Nonprofits are often awarded grants for their work contributing to a community’s quality of life.
But quality of death?
Its work helping people die well has led Good Samaritan Hospice to receive last month the largest grant ever given by the Community Foundation Serving Western Virginia: $500,000 for the first hospice house in the region.
The grant brings “Good Sam” more than halfway to its $5 million goal to build its Center for Caring in Roanoke. When it opens — the projected date is August 2024 — the center will include 16 private patient rooms, with space for families, a chapel and gardens.

“We’re really honored and humbled that Good Sam was the recipient of the largest grant in the Community Foundation’s history,” said Aaron Housh, CEO of Good Samaritan. “I think it says something very important about the need for this kind of facility, but it also says something about their faith in Good Samaritan Hospice as an organization and our ability to do this.”
Founded in 1992, Good Sam each year serves 1,200 people in the Roanoke and New River valleys — about 250 at any given time — with end-of-life care including pain management, comfort care, and help with respiratory distress, complex wounds or delirium.
Funded through Medicare, private insurance and charitable contributions, hospice is authorized for individuals who have been certified by a physician to have six months or less to live. Currently about 26% of Good Sam’s patients have terminal cancer, said Housh; other end-of-life illnesses include Alzheimer’s, dementia, heart disease and chronic obstructive pulmonary disease.
The work of Good Sam’s clinicians and volunteers currently takes place primarily in patients’ home or those of their caregivers. A hospice home will help alleviate the stresses and loneliness of this painful period of life.
“If the patient’s needs exceed what can be done at the home, or maybe the family is exhausted and needs a break, we can send them to this facility where they can get care in a home-like setting surrounded by hospice-trained clinicians with the goal, often times, of returning home because home is always the heart of hospice and everything we do,” said Housh.
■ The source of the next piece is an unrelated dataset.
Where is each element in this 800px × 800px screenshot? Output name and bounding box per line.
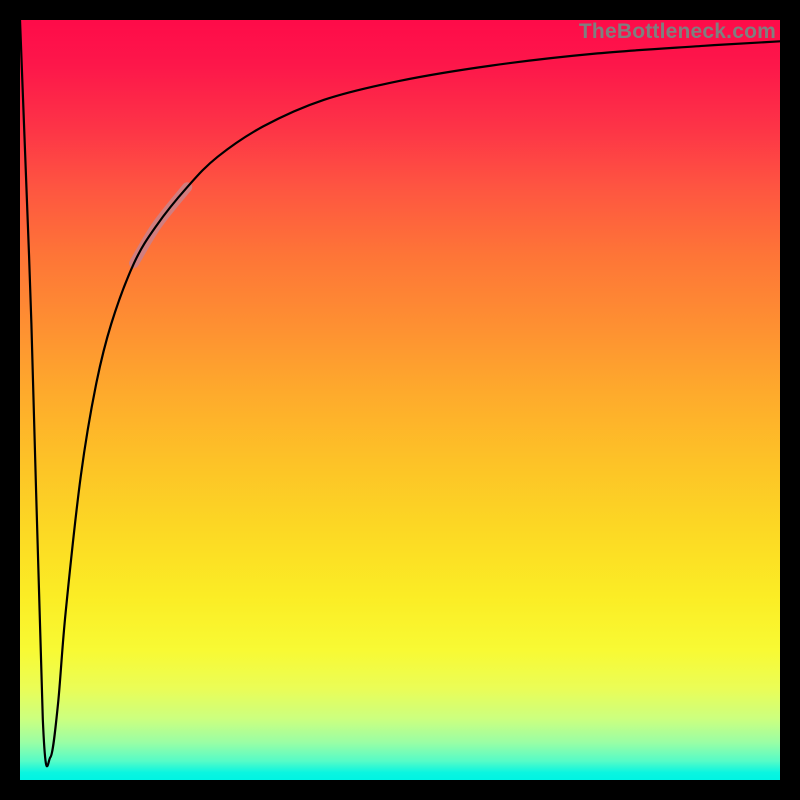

Alan Ronk, president and CEO of the Community Foundation, said, “After meeting with the folks from Good Samaritan Hospice, we were convinced that their goal to bring a hospice house to reality was something the Foundation absolutely needed to support. We were pleased that through out own donors’ generosity we were in a position to make a leadership grant to the project.”

A hospice house has been part of Good Sam’s plans from its beginning.
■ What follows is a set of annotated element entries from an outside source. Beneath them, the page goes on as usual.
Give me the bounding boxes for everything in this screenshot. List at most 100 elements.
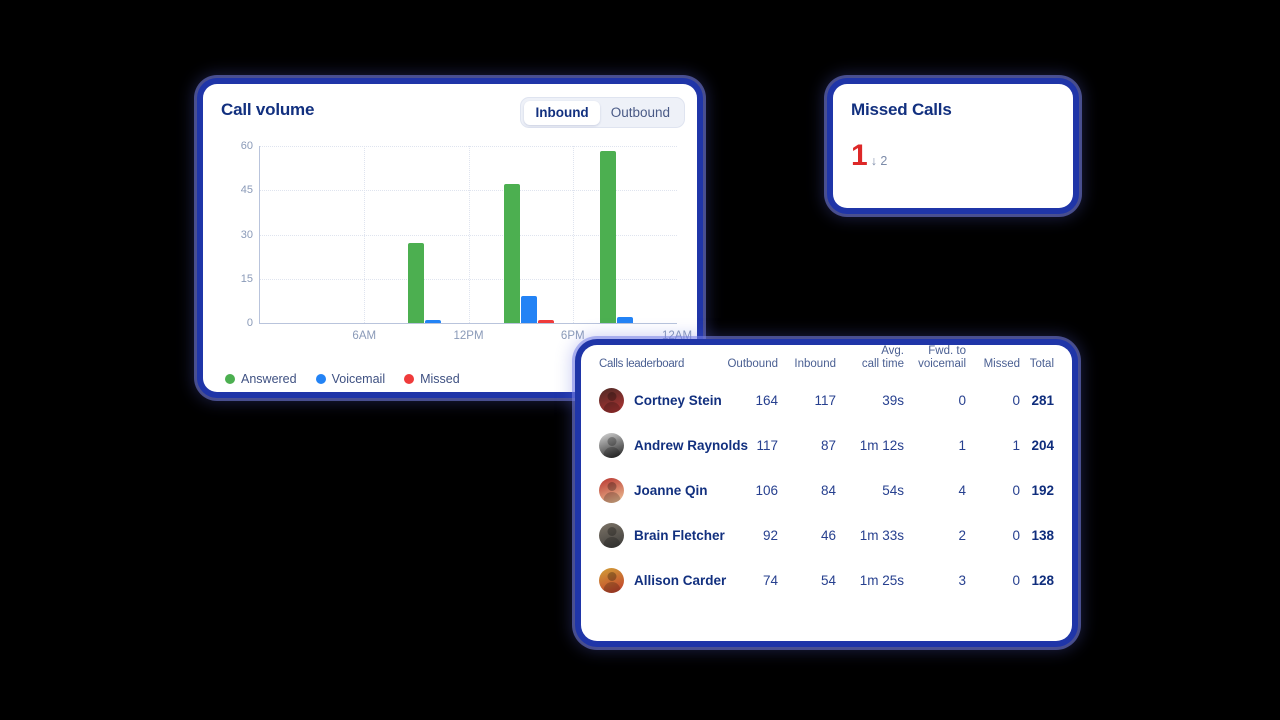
legend-label-answered: Answered <box>241 372 297 386</box>
chart-x-tick-6PM: 6PM <box>560 330 585 342</box>
table-row[interactable]: Brain Fletcher 92 46 1m 33s 2 0 138 <box>581 513 1072 558</box>
legend-dot-answered <box>225 374 235 384</box>
legend-dot-missed <box>404 374 415 384</box>
chart-plot-area: 0 15 30 45 60 6AM 12PM 6PM 12AM <box>241 140 692 342</box>
chart-y-tick-0: 0 <box>246 317 253 329</box>
chart-x-tick-12AM: 12AM <box>661 330 693 342</box>
missed-calls-value-row: 1 ↓ 2 <box>833 120 1073 172</box>
legend-dot-voicemail <box>315 374 326 384</box>
column-header-fwd-voicemail-l1: Fwd. to <box>928 345 966 357</box>
chart-gridline-vertical <box>364 146 366 323</box>
chart-bar-voicemail-1[interactable] <box>520 296 537 323</box>
column-header-fwd-voicemail: Fwd. to voicemail <box>904 345 966 378</box>
chart-bar-answered-0[interactable] <box>408 242 425 323</box>
chart-bar-voicemail-2[interactable] <box>616 317 633 323</box>
leaderboard-header-row: Calls leaderboard Outbound Inbound Avg. … <box>581 345 1072 378</box>
chart-y-tick-45: 45 <box>240 184 253 197</box>
leaderboard-cell-total: 204 <box>1031 438 1054 453</box>
leaderboard-cell-inbound: 54 <box>820 573 836 588</box>
leaderboard-cell-inbound: 87 <box>820 438 836 453</box>
leaderboard-name-cell: Andrew Raynolds <box>581 423 748 468</box>
leaderboard-name-cell: Cortney Stein <box>581 378 722 423</box>
chart-x-tick-12PM: 12PM <box>453 330 484 342</box>
call-volume-chart: 0 15 30 45 60 6AM 12PM 6PM 12AM <box>217 138 692 342</box>
call-volume-header: Call volume Inbound Outbound <box>203 84 697 132</box>
leaderboard-agent-name[interactable]: Joanne Qin <box>634 483 708 498</box>
leaderboard-cell-avg-call-time: 1m 25s <box>859 573 904 588</box>
legend-item-answered[interactable]: Answered <box>225 372 297 386</box>
chart-bar-missed-1[interactable] <box>537 320 554 323</box>
column-header-outbound: Outbound <box>712 345 778 378</box>
chart-y-tick-15: 15 <box>240 272 253 285</box>
leaderboard-cell-fwd-voicemail: 0 <box>958 393 966 408</box>
table-row[interactable]: Cortney Stein 164 117 39s 0 0 281 <box>581 378 1072 423</box>
table-row[interactable]: Joanne Qin 106 84 54s 4 0 192 <box>581 468 1072 513</box>
leaderboard-cell-avg-call-time: 1m 12s <box>859 438 904 453</box>
table-row[interactable]: Andrew Raynolds 117 87 1m 12s 1 1 204 <box>581 423 1072 468</box>
leaderboard-agent-name[interactable]: Cortney Stein <box>634 393 722 408</box>
column-header-avg-call-time-l1: Avg. <box>881 345 904 357</box>
leaderboard-title: Calls leaderboard <box>599 358 685 370</box>
column-header-avg-call-time: Avg. call time <box>836 345 904 378</box>
legend-item-voicemail[interactable]: Voicemail <box>315 372 386 386</box>
missed-calls-title: Missed Calls <box>851 100 952 119</box>
leaderboard-agent-name[interactable]: Andrew Raynolds <box>634 438 748 453</box>
leaderboard-agent-name[interactable]: Allison Carder <box>634 573 726 588</box>
leaderboard-cell-missed: 0 <box>1012 483 1020 498</box>
column-header-missed-l2: Missed <box>983 358 1020 370</box>
leaderboard-cell-missed: 0 <box>1012 573 1020 588</box>
chart-gridline-vertical <box>468 146 470 323</box>
avatar <box>599 568 624 593</box>
toggle-option-outbound[interactable]: Outbound <box>600 101 681 125</box>
column-header-total: Total <box>1020 345 1072 378</box>
leaderboard-cell-outbound: 164 <box>755 393 778 408</box>
missed-calls-value: 1 <box>851 139 868 172</box>
leaderboard-cell-avg-call-time: 54s <box>882 483 904 498</box>
column-header-inbound-l2: Inbound <box>794 358 836 370</box>
chart-y-tick-60: 60 <box>240 140 253 152</box>
leaderboard-cell-inbound: 117 <box>814 393 836 408</box>
avatar <box>599 478 624 503</box>
avatar <box>599 523 624 548</box>
column-header-avg-call-time-l2: call time <box>861 358 904 370</box>
leaderboard-cell-inbound: 46 <box>820 528 836 543</box>
leaderboard-cell-inbound: 84 <box>820 483 836 498</box>
chart-bar-answered-2[interactable] <box>599 150 616 323</box>
column-header-total-l2: Total <box>1029 358 1054 370</box>
column-header-missed: Missed <box>966 345 1020 378</box>
leaderboard-cell-avg-call-time: 1m 33s <box>859 528 904 543</box>
chart-bar-answered-1[interactable] <box>503 183 520 323</box>
leaderboard-cell-fwd-voicemail: 2 <box>958 528 966 543</box>
chart-bar-voicemail-0[interactable] <box>425 320 442 323</box>
leaderboard-cell-missed: 1 <box>1012 438 1020 453</box>
leaderboard-cell-fwd-voicemail: 4 <box>958 483 966 498</box>
leaderboard-name-cell: Allison Carder <box>581 558 726 603</box>
leaderboard-cell-total: 192 <box>1031 483 1054 498</box>
leaderboard-cell-total: 138 <box>1031 528 1054 543</box>
table-row[interactable]: Allison Carder 74 54 1m 25s 3 0 128 <box>581 558 1072 603</box>
column-header-fwd-voicemail-l2: voicemail <box>918 358 966 370</box>
dashboard-stage: Call volume Inbound Outbound 0 15 30 45 60 6A… <box>0 0 1280 720</box>
legend-label-missed: Missed <box>420 372 460 386</box>
column-header-inbound: Inbound <box>778 345 836 378</box>
direction-toggle[interactable]: Inbound Outbound <box>520 97 685 128</box>
leaderboard-cell-total: 281 <box>1031 393 1054 408</box>
column-header-outbound-l2: Outbound <box>727 358 778 370</box>
chart-gridline-vertical <box>572 146 574 323</box>
missed-calls-card: Missed Calls 1 ↓ 2 <box>833 84 1073 208</box>
leaderboard-cell-missed: 0 <box>1012 528 1020 543</box>
leaderboard-table: Calls leaderboard Outbound Inbound Avg. … <box>581 345 1072 603</box>
leaderboard-agent-name[interactable]: Brain Fletcher <box>634 528 725 543</box>
toggle-option-inbound[interactable]: Inbound <box>524 100 600 125</box>
leaderboard-cell-missed: 0 <box>1012 393 1020 408</box>
leaderboard-cell-fwd-voicemail: 3 <box>958 573 966 588</box>
leaderboard-cell-total: 128 <box>1031 573 1054 588</box>
chart-y-tick-30: 30 <box>240 228 253 241</box>
missed-calls-delta: ↓ 2 <box>870 154 888 168</box>
avatar <box>599 433 624 458</box>
avatar <box>599 388 624 413</box>
leaderboard-cell-fwd-voicemail: 1 <box>958 438 966 453</box>
leaderboard-body: Cortney Stein 164 117 39s 0 0 281 Andrew Raynol… <box>581 378 1072 603</box>
legend-label-voicemail: Voicemail <box>331 372 386 386</box>
legend-item-missed[interactable]: Missed <box>404 372 460 386</box>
In 2021, Good Sam purchased a 6-acre lot on Cove Road in Roanoke and launched a $5 million campaign to fund construction. The announcement of the Community Foundation grant, which takes the campaign to $2.6 million, coincided with the date the slab was poured for the hospice home.
“Hospice is not a scary thing,” said Housh. “Hospice and palliative care is you choosing the way you want your final months to be, and in control of those the best you can, surrounded by the people you love and in the place you want to be.”
The work has defined Housh’s life ever since graduating Berea College in Kentucky. He hadn’t planned a career in hospice until he saw a job posting about a local hospice hiring a volunteer director.
“That decision has directed the rest of my life to working in hospice and ensuring not only do people live their life well but they also die well,” he reflected. “It’s a wonderful mission and something I’m really proud to be a part of.”